In the spring of 1982 activists working for social justice, environmental preservation, and international peace organized a six-week peace vigil at the entrance to the Nevada Test Site, about 60 miles (100 km) from Las Vegas, Nevada. In 1983 they repeated the vigil, calling it the 'Lenten Desert Experience'. This anarchist group of Christian organizers decided that the program had been successful enough to start an organization, which led to a faith-based aspect to the nuclear abolition movement. They named it 'Nevada Desert Experience' or NDE because of the work within the prayer-actions for peace that included learning to appreciate the Mojave and the Great Basin Deserts of North America. Organizers believed that appreciation of the beauty and power of the natural environment, coupled with a universal code of ethics (the Golden Rule) organically leads humans to make a stand for peace and environmental justice.
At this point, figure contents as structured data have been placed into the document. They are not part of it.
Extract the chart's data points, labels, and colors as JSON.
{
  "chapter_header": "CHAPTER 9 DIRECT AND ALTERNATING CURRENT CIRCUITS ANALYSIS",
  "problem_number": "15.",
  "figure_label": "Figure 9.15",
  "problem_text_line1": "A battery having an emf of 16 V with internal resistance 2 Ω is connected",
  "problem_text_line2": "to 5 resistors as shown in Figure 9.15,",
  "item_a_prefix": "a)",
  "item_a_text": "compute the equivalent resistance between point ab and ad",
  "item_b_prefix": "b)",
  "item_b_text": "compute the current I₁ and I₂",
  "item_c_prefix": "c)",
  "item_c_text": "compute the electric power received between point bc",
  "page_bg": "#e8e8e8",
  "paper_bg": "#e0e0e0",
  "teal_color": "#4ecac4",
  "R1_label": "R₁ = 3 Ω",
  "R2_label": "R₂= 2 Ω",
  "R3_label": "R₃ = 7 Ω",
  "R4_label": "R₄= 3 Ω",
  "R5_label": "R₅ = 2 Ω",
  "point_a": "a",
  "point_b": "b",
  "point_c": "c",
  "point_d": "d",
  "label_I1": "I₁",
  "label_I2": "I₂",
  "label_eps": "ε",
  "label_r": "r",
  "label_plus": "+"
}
The movement's immediate goal of ending nuclear testing at the Nevada Test Site was met in 1992, when President George H. W. Bush signed a moratorium on underground nuclear weapons tests. The abolition movement, led by NDE and the Western Shoshone-based Shundahai Network were sparked back into action with the renewal of non-nuclear explosions at the Nevada Test Site in 1997. These "subcritical" bombs use fissile materials which do not reach the self-sustaining chain reaction of a typical nuclear bomb. The bombs are designed by Los Alamos National Laboratory and Lawrence Livermore Laboratory, whereby the data collected can be fed to computers to simulate full-scale nuclear explosions for the US National Security Agency (NSA) and DOE. Their explosive yield is low, and small amounts of radiation may be released. Because each sub-critical experiment costs roughly US$20 million and much time from the humans working within the nuclear weapons management industry, the tests indicate to nuclear abolition activists a strong continued interest (within the U.S. Government) in favor of nuclear weapons. Therefore, the NDE continues to work for deep ecological sensitivities and social peacemaking, with one goal being to clean up and contain the contamination created by 55 years of nuclear testing in Nevada and Western Shoshone country.